Why does the US care about the Arctic?
Because the Arctic is the new Mediterranean. The northern trade routes will shave weeks off global shipping times between Europe and Asia. More importantly, Russia has spent the last decade reopening Soviet-era military bases above the Arctic Circle, outfitting them with icebreakers and missile systems. If the US allows a security vacuum to exist in Greenland or Northern Canada, it invites a direct threat to the homeland.
The Brutal Calculus of the New Continentalism
The shift toward a unified, American-dominated Arctic and North American landmass is not an ideological choice. It is a structural necessity driven by three unavoidable forces.
1. The Critical Minerals Chokehold
The transition to advanced computing, defense technology, and new energy grids requires massive amounts of lithium, nickel, cobalt, and rare earth elements. China currently dominates the processing of these materials. The largest untapped deposits of these minerals in the Western Hemisphere sit beneath the Canadian shield and the Greenlandic ice sheet. The US will not allow bureaucratic inertia or foreign policy sentimentality in Ottawa or Copenhagen to block access to these existential resources if supply chains break down globally.
2. The Failure of Middle-Power Diplomacy
For fifty years, middle powers like Canada and Denmark thrived under a globalized system secured by the US Navy. That system is deglobalizing. As international institutions like the UN and the WTO lose their teeth, regional hegemony becomes the only currency that matters. Small populations overseeing vast, undefended resource pools cannot survive independently in a multipolar world. They will be absorbed into the orbit of the nearest superpower, either via economic integration or outright administrative assimilation.
3. The Demographic Inversion
Both Denmark and Canada are facing severe demographic headwinds. Canada has attempted to bypass this via hyper-immigration, creating massive domestic housing crises and straining social infrastructure to the breaking point. Denmark has chosen a restrictive path but faces an aging population that cannot support global power projection. The United States, despite its internal political theater, possesses the deep capital markets, the demographic scale, and the raw military power to manage and develop these vast northern territories.
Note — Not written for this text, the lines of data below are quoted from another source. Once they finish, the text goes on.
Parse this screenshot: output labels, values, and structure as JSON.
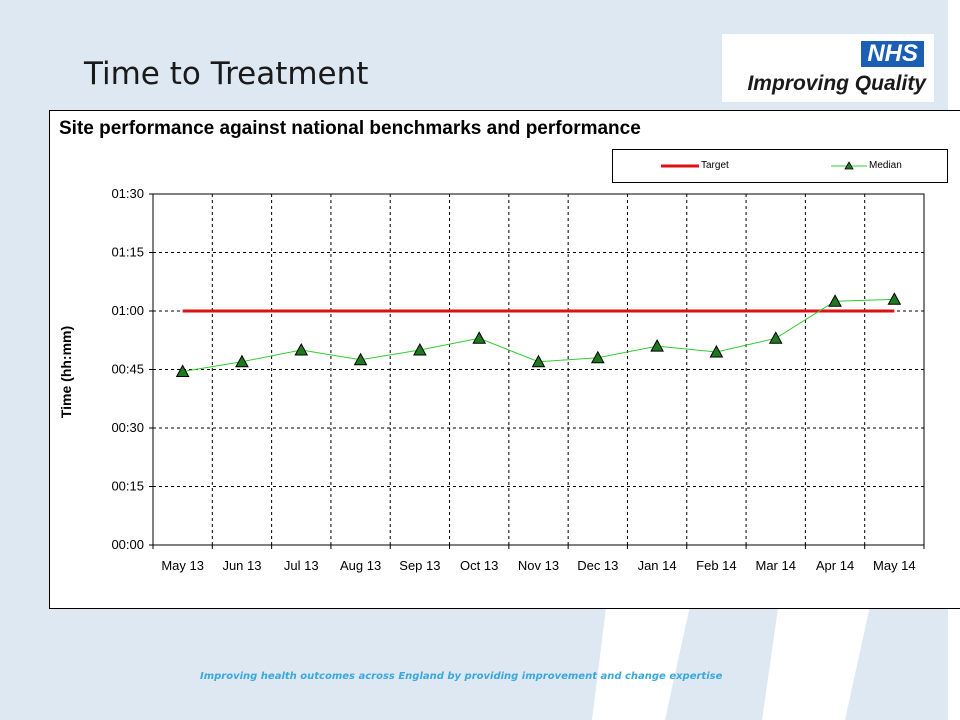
{
  "slide": {
    "title": "Time to Treatment",
    "logo": {
      "badge": "NHS",
      "text": "Improving Quality"
    },
    "footer": "Improving health outcomes across England by providing improvement and change expertise"
  },
  "colors": {
    "target": "#dd1111",
    "median": "#33cc33",
    "marker": "#1f7a1f",
    "accent": "#3aa8dc"
  },
  "chart_data": {
    "type": "line",
    "title": "Site performance against national  benchmarks and performance",
    "ylabel": "Time (hh:mm)",
    "xlabel": "",
    "ylim": [
      0,
      90
    ],
    "yticks": [
      0,
      15,
      30,
      45,
      60,
      75,
      90
    ],
    "ytick_labels": [
      "00:00",
      "00:15",
      "00:30",
      "00:45",
      "01:00",
      "01:15",
      "01:30"
    ],
    "categories": [
      "May 13",
      "Jun 13",
      "Jul 13",
      "Aug 13",
      "Sep 13",
      "Oct 13",
      "Nov 13",
      "Dec 13",
      "Jan 14",
      "Feb 14",
      "Mar 14",
      "Apr 14",
      "May 14"
    ],
    "grid": true,
    "legend_position": "top-right",
    "series": [
      {
        "name": "Target",
        "values": [
          60,
          60,
          60,
          60,
          60,
          60,
          60,
          60,
          60,
          60,
          60,
          60,
          60
        ]
      },
      {
        "name": "Median",
        "values": [
          44.5,
          47,
          50,
          47.5,
          50,
          53,
          47,
          48,
          51,
          49.5,
          53,
          62.5,
          63
        ]
      }
    ]
  }
}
The Hidden Cost of Facing Reality
Admitting that borders are volatile comes with serious discomfort. The contrarian view acknowledges a dark truth: the erosion of Canadian and Danish autonomy over their northern territories will destabilize traditional alliances. It will breed resentment. It will force Washington to expend trillions of dollars in infrastructure development and border management that its own citizens might prefer to spend at home.
But the alternative is worse. A fragmented, weak northern perimeter is an open invitation to foreign adversaries.
The mainstream media will continue to hyperventilate over every quote, treating statements about Greenland and Canada as bizarre anomalies. They will comfort their audiences with platitudes about international law and historic friendships.
They are wrong. The pressure of geography, resources, and military reality always crushes sentimentality. The map of North America is changing, and no amount of polite diplomatic denial can stop it.
Stop looking at the borders drawn in 1945. Start looking at the resource maps of 2030. The integration has already begun.